Die Autorität der religiösen Schriften verleiht dem Ratschlag ein Gewicht, weshalb ein solcher Ratschlag – ob gefragt oder ungefragt – von den Empfänger:innen nicht einfach ignoriert oder abgelehnt werden kann. Auf der anderen Seite steht die persönliche Autorität des Individuums, die den Ratschlag erteilt, und sich beispielsweise aus der Lebensführung, der Frömmigkeit, dem Alter oder dem sozialen Ansehen in der jeweiligen Gemeinschaft speist. Während die Autorität der normativen Schriften oftmals nicht angezweifelt werden kann, kann die Autorität der Person und ihre Berechtigung, Ratschläge zu erteilen, durchaus zur Diskussion stehen. Daher ist es zumeist die individuelle Autorität der ratschlaggebenden Person, die angezweifelt wird, wenn die Empfänger:innen einen Rat zurückweisen möchten.
Ungeachtet der Konflikte, die die Praxis des nasiha-Gebens hinsichtlich Autorität und Hierarchien auslösen bzw. sichtbar machen kann, handelt es sich dabei um eine spezifische Form der religiösen Wissensproduktion bzw. Wissensvermittlung. Während sich die Weitergabe religiöser Inhalte durch formelle Autoritätsfiguren in Moscheen – etwa bei Freitagspredigten, Vorträgen oder im Religionsunterricht – häufig auf die abstrakte Vermittlung religiöser Lehren konzentriert, werden bei der Praxis des Ratschlagens zwischen Gemeindemitgliedern Glaubensinhalte situationsbezogen interpretiert und auf konkrete Alltagssituationen angewandt.

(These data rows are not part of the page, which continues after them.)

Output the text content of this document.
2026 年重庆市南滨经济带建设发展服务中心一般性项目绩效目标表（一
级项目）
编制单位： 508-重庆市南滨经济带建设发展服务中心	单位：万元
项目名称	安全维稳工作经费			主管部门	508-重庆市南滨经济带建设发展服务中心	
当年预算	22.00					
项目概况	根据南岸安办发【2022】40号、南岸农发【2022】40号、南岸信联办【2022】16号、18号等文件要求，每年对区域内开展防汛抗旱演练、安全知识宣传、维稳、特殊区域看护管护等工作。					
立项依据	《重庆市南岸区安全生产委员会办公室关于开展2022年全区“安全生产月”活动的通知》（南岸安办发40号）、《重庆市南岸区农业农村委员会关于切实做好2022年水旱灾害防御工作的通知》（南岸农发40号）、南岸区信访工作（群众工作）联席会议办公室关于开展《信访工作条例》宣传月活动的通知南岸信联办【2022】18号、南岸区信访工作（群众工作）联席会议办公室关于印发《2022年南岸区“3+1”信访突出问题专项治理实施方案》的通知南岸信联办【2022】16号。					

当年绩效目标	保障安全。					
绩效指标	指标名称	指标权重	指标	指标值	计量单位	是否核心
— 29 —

Sie stellen damit gerade im Kontext des Islams in Europa Schlüsselmomente dar, in denen religiöse Normen und Praktiken alltagsbezogen angewendet und aktualisiert werden. Durch die Verknüpfung von religiösen Normen und sozialen Praktiken wird deutlich, dass die nasiha-Praxis nicht nur eine zwischenmenschliche, sondern auch eine spirituelle Dimension besitzt, die die soziale Realität der Gläubigen formt und beeinflusst – durch sie werden religiöse Schriften und Lehren im sozialen Leben der Gläubigen lebendig.